Federal Government Pushes for Speed Limiters on Trucks and Buses
The U.S. Department of Transportation wants to mandate speed-limiting devices on all tractor-trailers and buses in the country in a bid to save lives and fuel.
Announced yesterday by the National Highway Traffic Safety Administration, the proposal would limit vehicles with a gross vehicle weight rating of 26,000 pounds or more to 60, 65, or 68 miles per hour. Other speed limits could be considered, but that’s up to the public to debate.
The government claims the proposed rules could save $1.1 billion in fuel costs each year, as well as reduce traffic fatalities.
“This is basic physics,” said NHTSA Administrator Mark Rosekind in a news release. “Even small increases in speed have large effects on the force of impact. Setting the speed limit on heavy vehicles makes sense for safety and the environment.”
Carriers operating commercial vehicles on U.S. interstates would be required to maintain the speed limiters for the service life of the vehicle.
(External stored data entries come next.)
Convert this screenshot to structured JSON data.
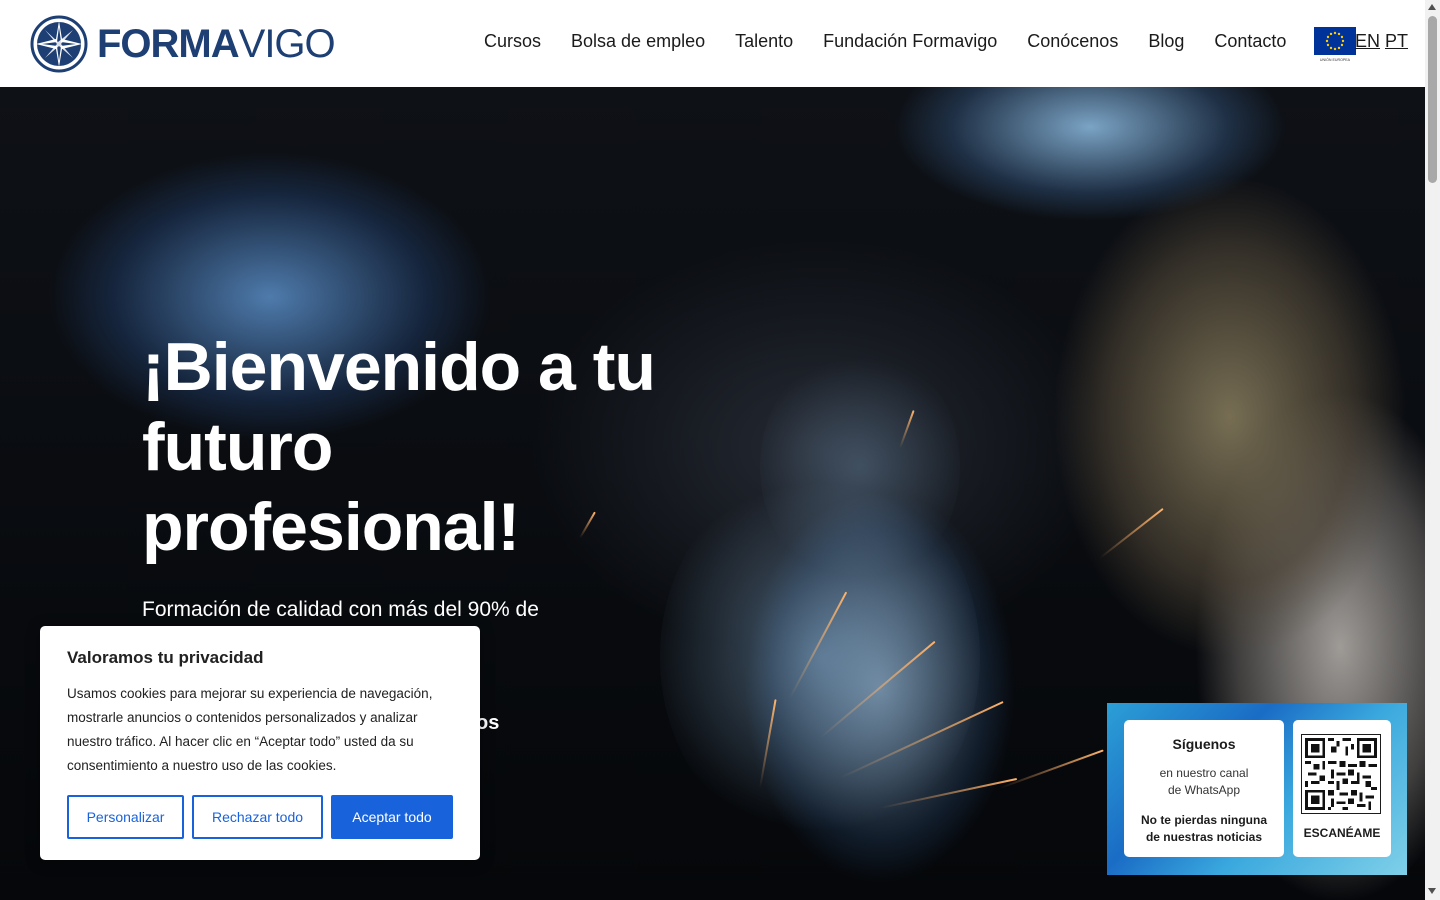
{
  "header": {
    "logo_text_bold": "FORMA",
    "logo_text_light": "VIGO",
    "nav": [
      {
        "label": "Cursos"
      },
      {
        "label": "Bolsa de empleo"
      },
      {
        "label": "Talento"
      },
      {
        "label": "Fundación Formavigo"
      },
      {
        "label": "Conócenos"
      },
      {
        "label": "Blog"
      },
      {
        "label": "Contacto"
      }
    ],
    "eu_flag_caption": "UNIÓN EUROPEA",
    "languages": [
      "EN",
      "PT"
    ]
  },
  "hero": {
    "title": "¡Bienvenido a tu futuro profesional!",
    "subtitle": "Formación de calidad con más del 90% de",
    "subtitle_tail": "os"
  },
  "cookie_banner": {
    "title": "Valoramos tu privacidad",
    "text": "Usamos cookies para mejorar su experiencia de navegación, mostrarle anuncios o contenidos personalizados y analizar nuestro tráfico. Al hacer clic en “Aceptar todo” usted da su consentimiento a nuestro uso de las cookies.",
    "customize_label": "Personalizar",
    "reject_label": "Rechazar todo",
    "accept_label": "Aceptar todo",
    "accent_color": "#1863dc"
  },
  "whatsapp_widget": {
    "title": "Síguenos",
    "line1": "en nuestro canal",
    "line2": "de WhatsApp",
    "bold1": "No te pierdas ninguna",
    "bold2": "de nuestras noticias",
    "scan_label": "ESCANÉAME"
  },
  "colors": {
    "brand_navy": "#1d3f73",
    "eu_blue": "#003399",
    "eu_gold": "#ffcc00"
  }
}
The three proposed speed limits fall below that of most interstates, except for seven Northeastern states, Alaska and Hawaii. Other countries and jurisdictions have already mandated use of speed limiters, including the Canadian provinces of Ontario and Quebec, which limits heavy trucks to 105 km/h (65 mph). On Canada’s busiest highway — Highway 401, between Windsor, Ontario and the Quebec border — a common sight (and complaint) is lines of tractor trailers attempting to pass each other at nearly the same speed.
The proposal has a friend in the American Trucking Association, which petitioned the federal government to mandated speed limiters nearly a decade ago.
“Speed is a major contributor to truck accidents and by reducing speeds, we believe we can contribute to a reduction in accidents and fatalities on our highways,” said ATA president and CEO Chris Spear in a release. “As an industry, we cannot be afraid of technology, but we also must make sure that technology has proven benefits.Carriers who already voluntarily use speed limiters have found significant safety, as well as fuel efficiency and equipment lifespan benefits with little to no negative impact on productivity. We will be carefully reviewing and commenting upon today’s proposal.”
The Owner-Operator Independent Drivers Association, which represents small-business truckers, slammed the proposal, saying it would lead to more crashes and road rage.
“Highways are safest when all vehicles travel at the same relative speed,” said Todd Spencer, executive vice-president of the OOIDA, in a release. “This wisdom has always been true and has not ever changed.”
Spencer added that speed limiters would prevent truck drivers from accelerating to avoid a dangerous situation. “No technology can replace the safest thing to put in a truck, which is a well-trained driver,” he stated.
Whether you love it or hate it, the government is collecting feedback on the proposal at www.regulations.gov.